Por causa da manifestação no clássico carioca da torcida rival chamando o Flamengo de "time de assassinos". Como havia sido parecido em outro clássico no final de 2019.

É fundamental ter tolerância zero com quem é abaixo de zero. Intolerância que é bastarda da ignorância e da má formação cultural e da deformação da alma.

O que se ouviu no Maracanã, ainda que "supostamente" lamentando o acidente há um ano, é da laia dos criadores da musiquinha que falava da morte do vascaíno Dener, em 1994. Gente (SIC) que torce pelo mesmo clube que em outro clássico carioca teve quem berrasse "uh! Vai morrer" enquanto o treinador vascaíno Ricardo Gomes saía de ambulância depois de um AVC, em 2011. Torcedores do mesmo clube que teve dois desperdícios de carbono com um submarino de papelão simbolizando a tragédia onde morreram 44 marinheiros argentinos em 2017, antes de um jogo contra o Independiente. Como em 1992 a torcida de um clube que não estava na final do Brasileiro também cantou lembrando as quedas de torcedores da arquibancada do Maracanã.

Cito quem sofreu a barbárie mas não quem a cometeu. O clube não pode ser responsabilizado objetivo e nem confundido subjetivamente com abjetas manifestações de objetos e dejetos "humanos". É o mesmo que dizer que um clube é "democrático" só por um movimento ou "totalitário" por uma medida ou simpatia de dirigentes e torcedores.

A generalização pro bem e pro mal é tão odiosa quanto rivais imitarem aviões e cantarem canções contra a Chapecoense e a humanidade.
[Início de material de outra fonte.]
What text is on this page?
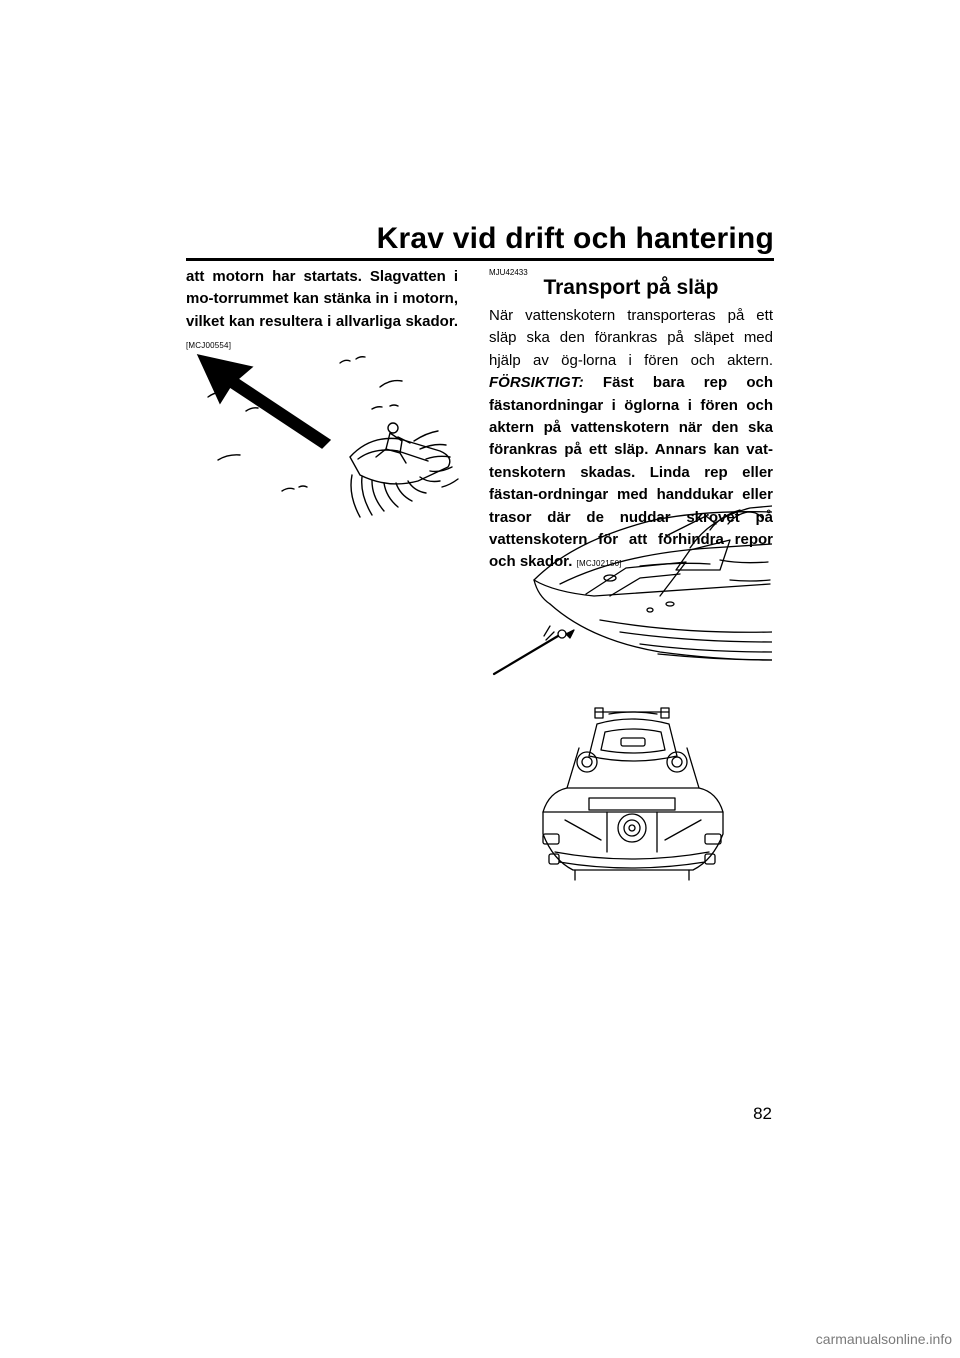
Krav vid drift och hantering
att motorn har startats. Slagvatten i mo-torrummet kan stänka in i motorn, vilket kan resultera i allvarliga skador. [MCJ00554]

MJU42433

Transport på släp

När vattenskotern transporteras på ett släp ska den förankras på släpet med hjälp av ög-lorna i fören och aktern. FÖRSIKTIGT: Fäst bara rep och fästanordningar i öglorna i fören och aktern på vattenskotern när den ska förankras på ett släp. Annars kan vat-tenskotern skadas. Linda rep eller fästan-ordningar med handdukar eller trasor där de nuddar skrovet på vattenskotern för att förhindra repor och skador. [MCJ02150]

82
carmanualsonline.info
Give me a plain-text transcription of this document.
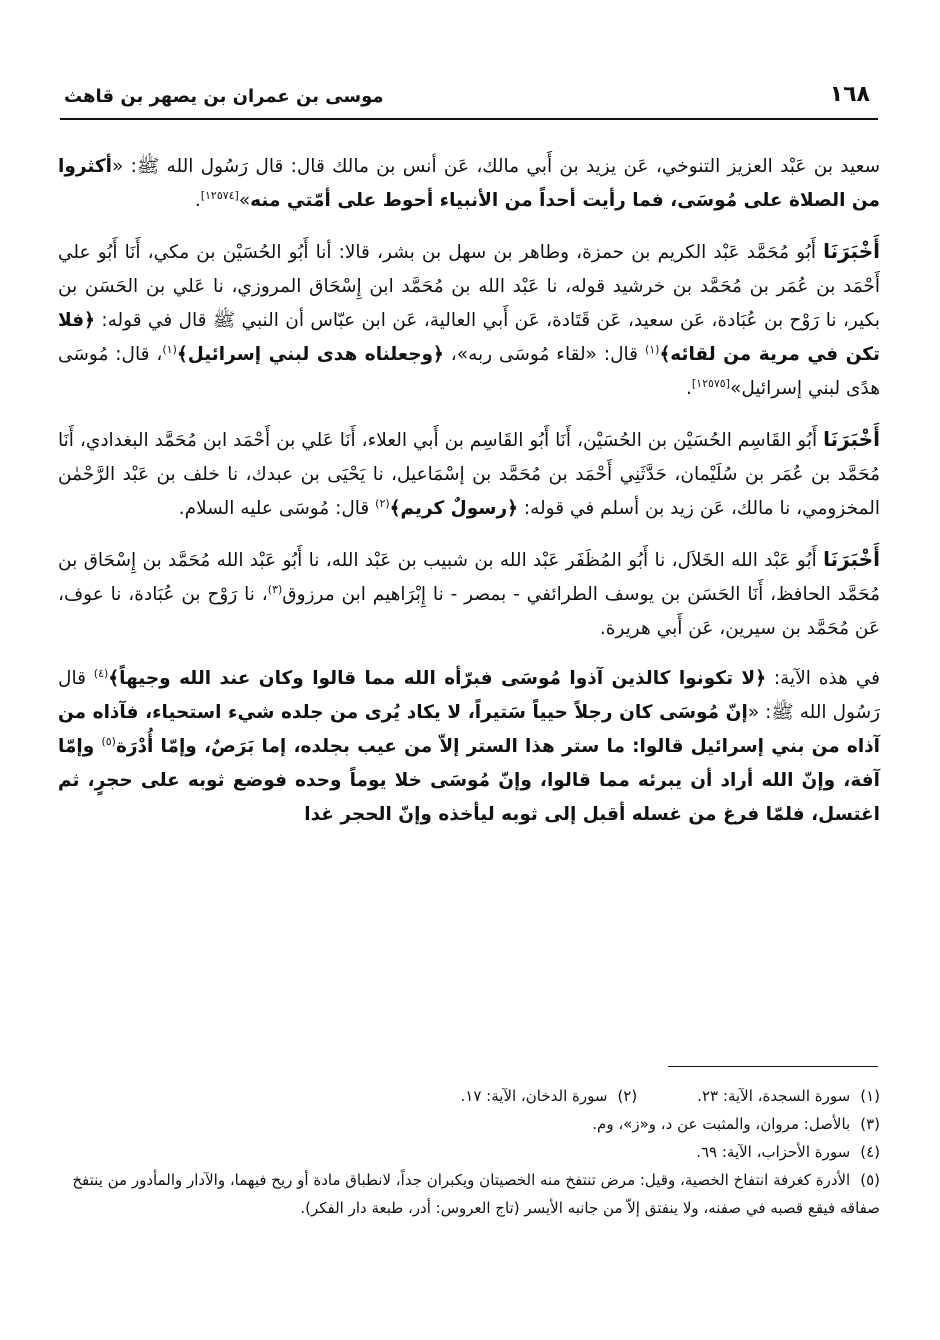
١٦٨
موسى بن عمران بن يصهر بن قاهث

سعيد بن عَبْد العزيز التنوخي، عَن يزيد بن أَبي مالك، عَن أنس بن مالك قال: قال رَسُول الله ﷺ: «أكثروا من الصلاة على مُوسَى، فما رأيت أحداً من الأنبياء أحوط على أمّتي منه»[١٢٥٧٤].

أَخْبَرَنَا أَبُو مُحَمَّد عَبْد الكريم بن حمزة، وطاهر بن سهل بن بشر، قالا: أنا أَبُو الحُسَيْن بن مكي، أَنَا أَبُو علي أَحْمَد بن عُمَر بن مُحَمَّد بن خرشيد قوله، نا عَبْد الله بن مُحَمَّد ابن إِسْحَاق المروزي، نا عَلي بن الحَسَن بن بكير، نا رَوْح بن عُبَادة، عَن سعيد، عَن قَتَادة، عَن أَبي العالية، عَن ابن عبّاس أن النبي ﷺ قال في قوله: ﴿فلا تكن في مرية من لقائه﴾$^{(١)}$ قال: «لقاء مُوسَى ربه»، ﴿وجعلناه هدى لبني إسرائيل﴾$^{(١)}$، قال: مُوسَى هدًى لبني إسرائيل»[١٢٥٧٥].

أَخْبَرَنَا أَبُو القَاسِم الحُسَيْن بن الحُسَيْن، أَنَا أَبُو القَاسِم بن أَبي العلاء، أَنَا عَلي بن أَحْمَد ابن مُحَمَّد البغدادي، أَنَا مُحَمَّد بن عُمَر بن سُلَيْمان، حَدَّثَنِي أَحْمَد بن مُحَمَّد بن إسْمَاعيل، نا يَحْيَى بن عبدك، نا خلف بن عَبْد الرَّحْمٰن المخزومي، نا مالك، عَن زيد بن أسلم في قوله: ﴿رسولٌ كريم﴾$^{(٢)}$ قال: مُوسَى عليه السلام.

أَخْبَرَنَا أَبُو عَبْد الله الخَلاَل، نا أَبُو المُظَفَر عَبْد الله بن شبيب بن عَبْد الله، نا أَبُو عَبْد الله مُحَمَّد بن إِسْحَاق بن مُحَمَّد الحافظ، أَنَا الحَسَن بن يوسف الطرائفي - بمصر - نا إِبْرَاهيم ابن مرزوق$^{(٣)}$، نا رَوْح بن عُبَادة، نا عوف، عَن مُحَمَّد بن سيرين، عَن أَبي هريرة.

في هذه الآية: ﴿لا تكونوا كالذين آذوا مُوسَى فبرّأه الله مما قالوا وكان عند الله وجيهاً﴾$^{(٤)}$ قال رَسُول الله ﷺ: «إنّ مُوسَى كان رجلاً حيياً سَتيراً، لا يكاد يُرى من جلده شيء استحياء، فآذاه من آذاه من بني إسرائيل قالوا: ما ستر هذا الستر إلاّ من عيب بجلده، إما بَرَصٌ، وإمّا أُدْرَة$^{(٥)}$ وإمّا آفة، وإنّ الله أراد أن يبرئه مما قالوا، وإنّ مُوسَى خلا يوماً وحده فوضع ثوبه على حجرٍ، ثم اغتسل، فلمّا فرغ من غسله أقبل إلى ثوبه ليأخذه وإنّ الحجر غدا

(١)سورة السجدة، الآية: ٢٣.

(٢)سورة الدخان، الآية: ١٧.

(٣)بالأصل: مروان، والمثبت عن د، و«ز»، وم.

(٤)سورة الأحزاب، الآية: ٦٩.

(٥)الأدرة كغرفة انتفاخ الخصية، وقيل: مرض تنتفخ منه الخصيتان ويكبران جداً، لانطباق مادة أو ريح فيهما، والآدار والمأدور من ينتفخ صفاقه فيقع قصبه في صفنه، ولا ينفتق إلاّ من جانبه الأيسر (تاج العروس: أدر، طبعة دار الفكر).
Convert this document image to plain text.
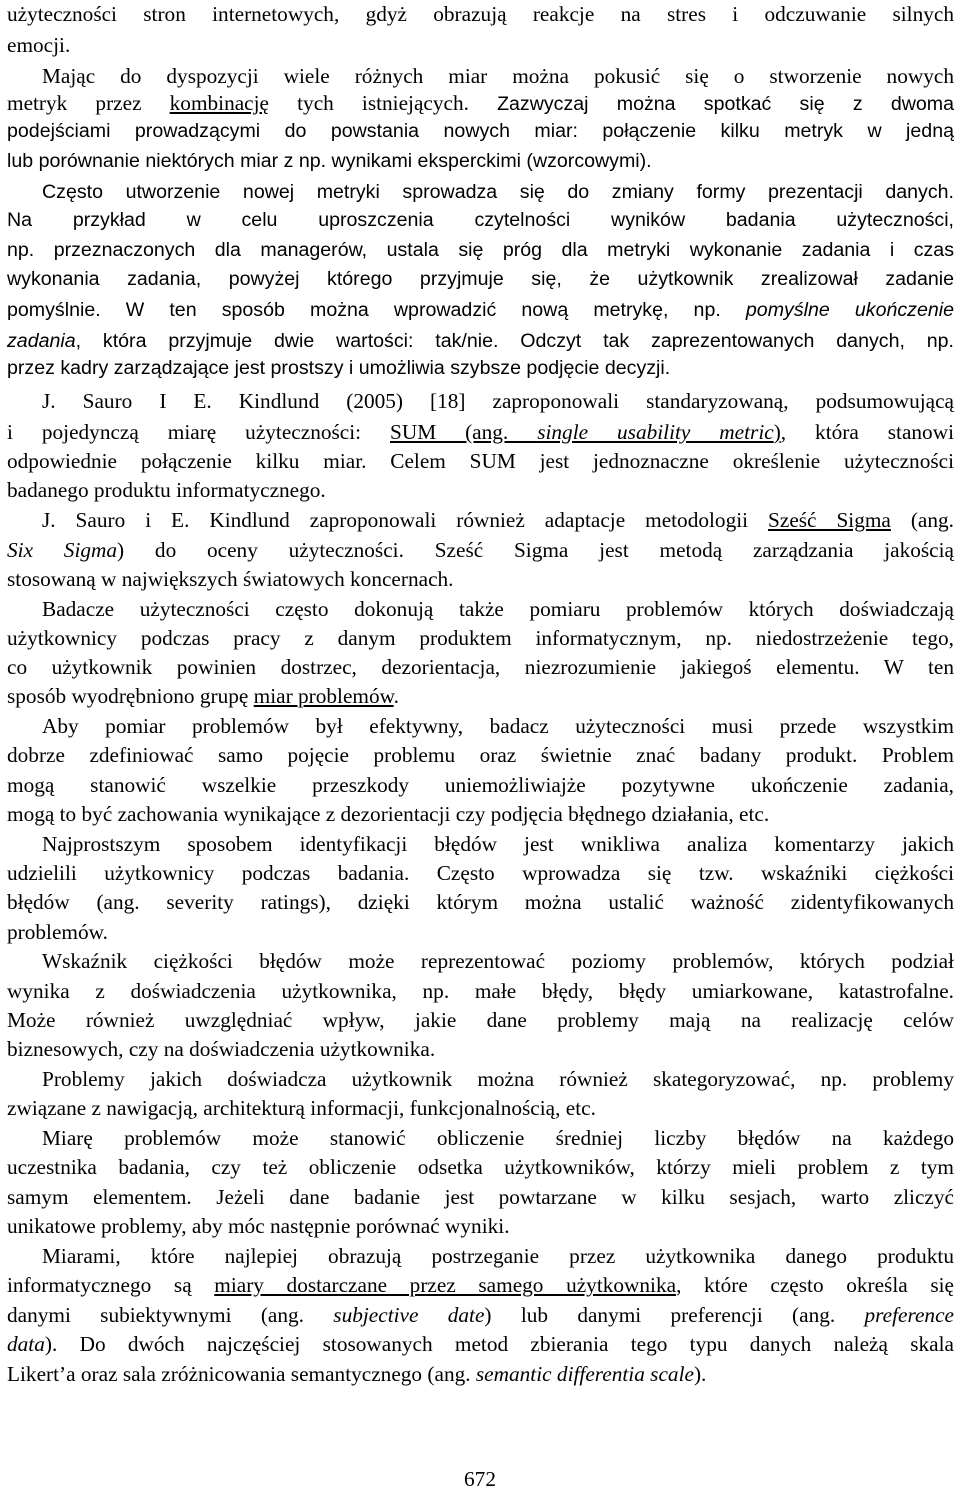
użyteczności stron internetowych, gdyż obrazują reakcje na stres i odczuwanie silnych
emocji.
Mając do dyspozycji wiele różnych miar można pokusić się o stworzenie nowych
metryk przez kombinację tych istniejących. Zazwyczaj można spotkać się z dwoma
podejściami prowadzącymi do powstania nowych miar: połączenie kilku metryk w jedną
lub porównanie niektórych miar z np. wynikami eksperckimi (wzorcowymi).
Często utworzenie nowej metryki sprowadza się do zmiany formy prezentacji danych.
Na przykład w celu uproszczenia czytelności wyników badania użyteczności,
np. przeznaczonych dla managerów, ustala się próg dla metryki wykonanie zadania i czas
wykonania zadania, powyżej którego przyjmuje się, że użytkownik zrealizował zadanie
pomyślnie. W ten sposób można wprowadzić nową metrykę, np. pomyślne ukończenie
zadania, która przyjmuje dwie wartości: tak/nie. Odczyt tak zaprezentowanych danych, np.
przez kadry zarządzające jest prostszy i umożliwia szybsze podjęcie decyzji.
J. Sauro I E. Kindlund (2005) [18] zaproponowali standaryzowaną, podsumowującą
i pojedynczą miarę użyteczności: SUM (ang. single usability metric), która stanowi
odpowiednie połączenie kilku miar. Celem SUM jest jednoznaczne określenie użyteczności
badanego produktu informatycznego.
J. Sauro i E. Kindlund zaproponowali również adaptacje metodologii Sześć Sigma (ang.
Six Sigma) do oceny użyteczności. Sześć Sigma jest metodą zarządzania jakością
stosowaną w największych światowych koncernach.
Badacze użyteczności często dokonują także pomiaru problemów których doświadczają
użytkownicy podczas pracy z danym produktem informatycznym, np. niedostrzeżenie tego,
co użytkownik powinien dostrzec, dezorientacja, niezrozumienie jakiegoś elementu. W ten
sposób wyodrębniono grupę miar problemów.
Aby pomiar problemów był efektywny, badacz użyteczności musi przede wszystkim
dobrze zdefiniować samo pojęcie problemu oraz świetnie znać badany produkt. Problem
mogą stanowić wszelkie przeszkody uniemożliwiajże pozytywne ukończenie zadania,
mogą to być zachowania wynikające z dezorientacji czy podjęcia błędnego działania, etc.
Najprostszym sposobem identyfikacji błędów jest wnikliwa analiza komentarzy jakich
udzielili użytkownicy podczas badania. Często wprowadza się tzw. wskaźniki ciężkości
błędów (ang. severity ratings), dzięki którym można ustalić ważność zidentyfikowanych
problemów.
Wskaźnik ciężkości błędów może reprezentować poziomy problemów, których podział
wynika z doświadczenia użytkownika, np. małe błędy, błędy umiarkowane, katastrofalne.
Może również uwzględniać wpływ, jakie dane problemy mają na realizację celów
biznesowych, czy na doświadczenia użytkownika.
Problemy jakich doświadcza użytkownik można również skategoryzować, np. problemy
związane z nawigacją, architekturą informacji, funkcjonalnością, etc.
Miarę problemów może stanowić obliczenie średniej liczby błędów na każdego
uczestnika badania, czy też obliczenie odsetka użytkowników, którzy mieli problem z tym
samym elementem. Jeżeli dane badanie jest powtarzane w kilku sesjach, warto zliczyć
unikatowe problemy, aby móc następnie porównać wyniki.
Miarami, które najlepiej obrazują postrzeganie przez użytkownika danego produktu
informatycznego są miary dostarczane przez samego użytkownika, które często określa się
danymi subiektywnymi (ang. subjective date) lub danymi preferencji (ang. preference
data). Do dwóch najczęściej stosowanych metod zbierania tego typu danych należą skala
Likert’a oraz sala zróżnicowania semantycznego (ang. semantic differentia scale).
672
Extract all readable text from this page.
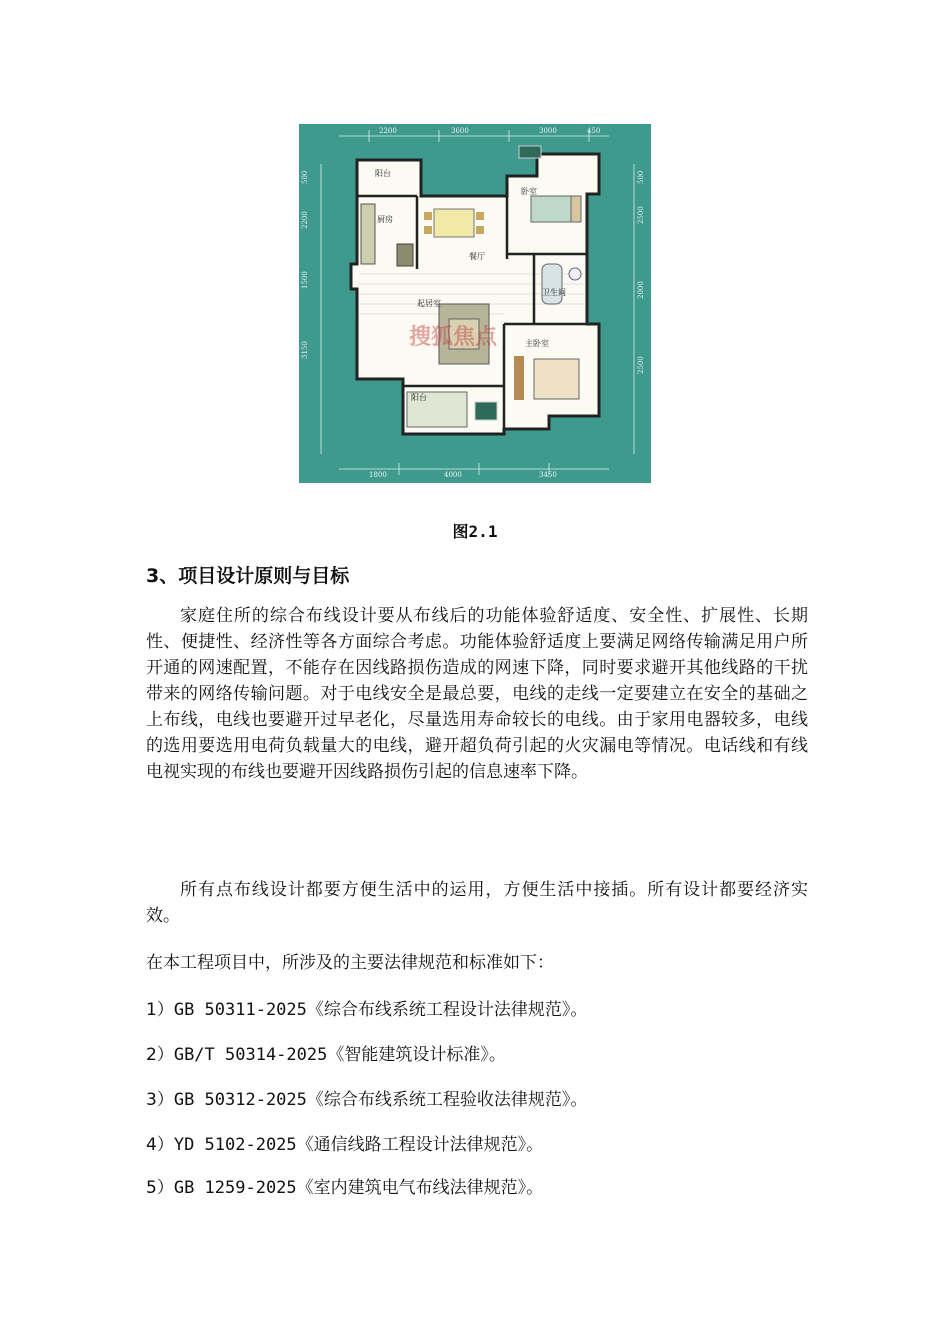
2200	3600	3000	450
1800	4000	3450
500
2200
1500
3150
500
2500
2000
2500
阳台
厨房
餐厅
卧室
卫生间
起居室
主卧室
阳台
搜狐焦点
图2.1
3、项目设计原则与目标

家庭住所的综合布线设计要从布线后的功能体验舒适度、安全性、扩展性、长期性、便捷性、经济性等各方面综合考虑。功能体验舒适度上要满足网络传输满足用户所开通的网速配置，不能存在因线路损伤造成的网速下降，同时要求避开其他线路的干扰带来的网络传输问题。对于电线安全是最总要，电线的走线一定要建立在安全的基础之上布线，电线也要避开过早老化，尽量选用寿命较长的电线。由于家用电器较多，电线的选用要选用电荷负载量大的电线，避开超负荷引起的火灾漏电等情况。电话线和有线电视实现的布线也要避开因线路损伤引起的信息速率下降。

所有点布线设计都要方便生活中的运用，方便生活中接插。所有设计都要经济实效。

在本工程项目中，所涉及的主要法律规范和标准如下：

1）GB 50311-2025《综合布线系统工程设计法律规范》。
2）GB/T 50314-2025《智能建筑设计标准》。
3）GB 50312-2025《综合布线系统工程验收法律规范》。
4）YD 5102-2025《通信线路工程设计法律规范》。
5）GB 1259-2025《室内建筑电气布线法律规范》。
Adversários interestaduais do Inter cantaram a respeito sem o menor respeito com a queda do helicóptero que matou Fernandão.

A escrotidão ultrapassa fronteiras e atiça rivalidades impensáveis - até porque feita por gente que não pensa e que não tem coração. A tragédia da Chape levou "torcedores" do rival do Benfica a cantar "quem me dera" se fosse o clube português a bordo e não o catarinense.

Em vez de o futebol se preocupar como cada torcedor celebra sua vitória, sem fiscais e bedéis de torcida e sommeliers de sentimentos, mais importante é ser intolerante contra gente que não tem coração, cabeça e educação.

Amar é fácil. Mas, infelizmente, odiar ainda mais.

Amor não se pode exigir. Respeito, sim.

Não é só no preconceito e discriminação.